De acordo com Barroso, Putin "não quer que a Ucrânia exista". Em alternativa, imagina um "Estado vassalo" como a Bielorrússia, sem uma política externa e de defesa independente.
"Putin não quer chegar ao povo russo e dizer: 'OK, ganhámos mais algum território, um pouco do Donbass, um pouco da Crimeia'. O objetivo de Putin era evitar que a Ucrânia (fosse) um país. Eu sei porque falei com ele sobre isso", disse Barroso, lembrando conversas privadas com o líder russo.
"Ele disse-me: 'Por que está a defender a Ucrânia? Sabe muito bem que a Ucrânia é um país artificial criado pela CIA e pela Comissão Europeia'. Eu disse-lhe: 'Olha, se foi a Comissão Europeia que criou a Ucrânia, eu devia ser informado'".
Cabe à União Europeia decidir se Putin deve ser autorizado a cumprir a sua visão neoimperialista ou se estes impulsos devem ser contidos, argumentou Barroso.

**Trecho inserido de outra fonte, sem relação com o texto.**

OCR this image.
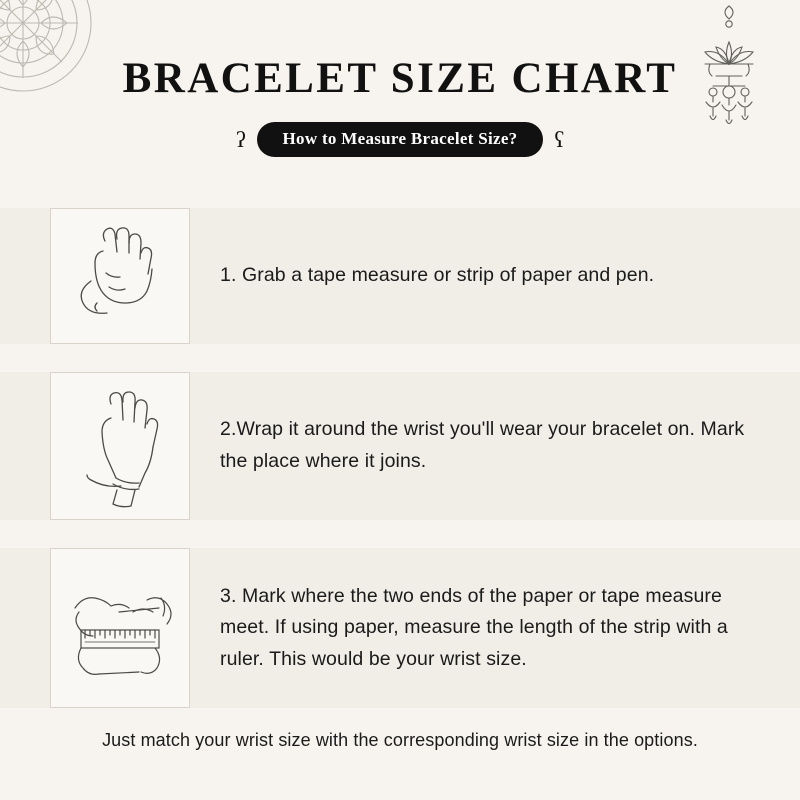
BRACELET SIZE CHART
ʕ	How to Measure Bracelet Size?	ʕ
1. Grab a tape measure or strip of paper and pen.
2.Wrap it around the wrist you'll wear your bracelet on. Mark the place where it joins.
3. Mark where the two ends of the paper or tape measure meet. If using paper, measure the length of the strip with a ruler. This would be your wrist size.
Just match your wrist size with the corresponding wrist size in the options.
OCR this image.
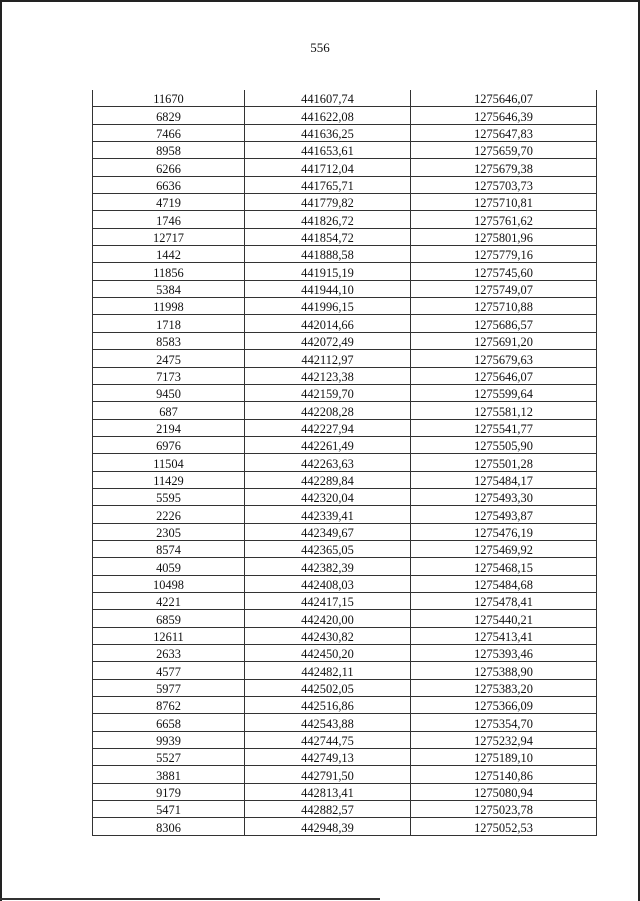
556
11670	441607,74	1275646,07
6829	441622,08	1275646,39
7466	441636,25	1275647,83
8958	441653,61	1275659,70
6266	441712,04	1275679,38
6636	441765,71	1275703,73
4719	441779,82	1275710,81
1746	441826,72	1275761,62
12717	441854,72	1275801,96
1442	441888,58	1275779,16
11856	441915,19	1275745,60
5384	441944,10	1275749,07
11998	441996,15	1275710,88
1718	442014,66	1275686,57
8583	442072,49	1275691,20
2475	442112,97	1275679,63
7173	442123,38	1275646,07
9450	442159,70	1275599,64
687	442208,28	1275581,12
2194	442227,94	1275541,77
6976	442261,49	1275505,90
11504	442263,63	1275501,28
11429	442289,84	1275484,17
5595	442320,04	1275493,30
2226	442339,41	1275493,87
2305	442349,67	1275476,19
8574	442365,05	1275469,92
4059	442382,39	1275468,15
10498	442408,03	1275484,68
4221	442417,15	1275478,41
6859	442420,00	1275440,21
12611	442430,82	1275413,41
2633	442450,20	1275393,46
4577	442482,11	1275388,90
5977	442502,05	1275383,20
8762	442516,86	1275366,09
6658	442543,88	1275354,70
9939	442744,75	1275232,94
5527	442749,13	1275189,10
3881	442791,50	1275140,86
9179	442813,41	1275080,94
5471	442882,57	1275023,78
8306	442948,39	1275052,53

"Vamos apoiar a Ucrânia para que a Ucrânia possa ser um país ou vamos dizer: 'OK, Sr. Putin, você é mais forte, nós somos fracos, pode ficar com a Ucrânia. Não é assim tão importante para nós". É essa a questão", acrescentou.
Questionado sobre se apoia as aspirações da Ucrânia à União Europeia, Durão Barroso disse que o bloco nunca admitiu um país que ainda estivesse a enfrentar uma guerra, tornando impossível para Bruxelas comprometer-se com uma data para Kiev estar pronta para aderir.
Entretanto, "devemos fazer tudo para ajudar a Ucrânia a tornar-se membro".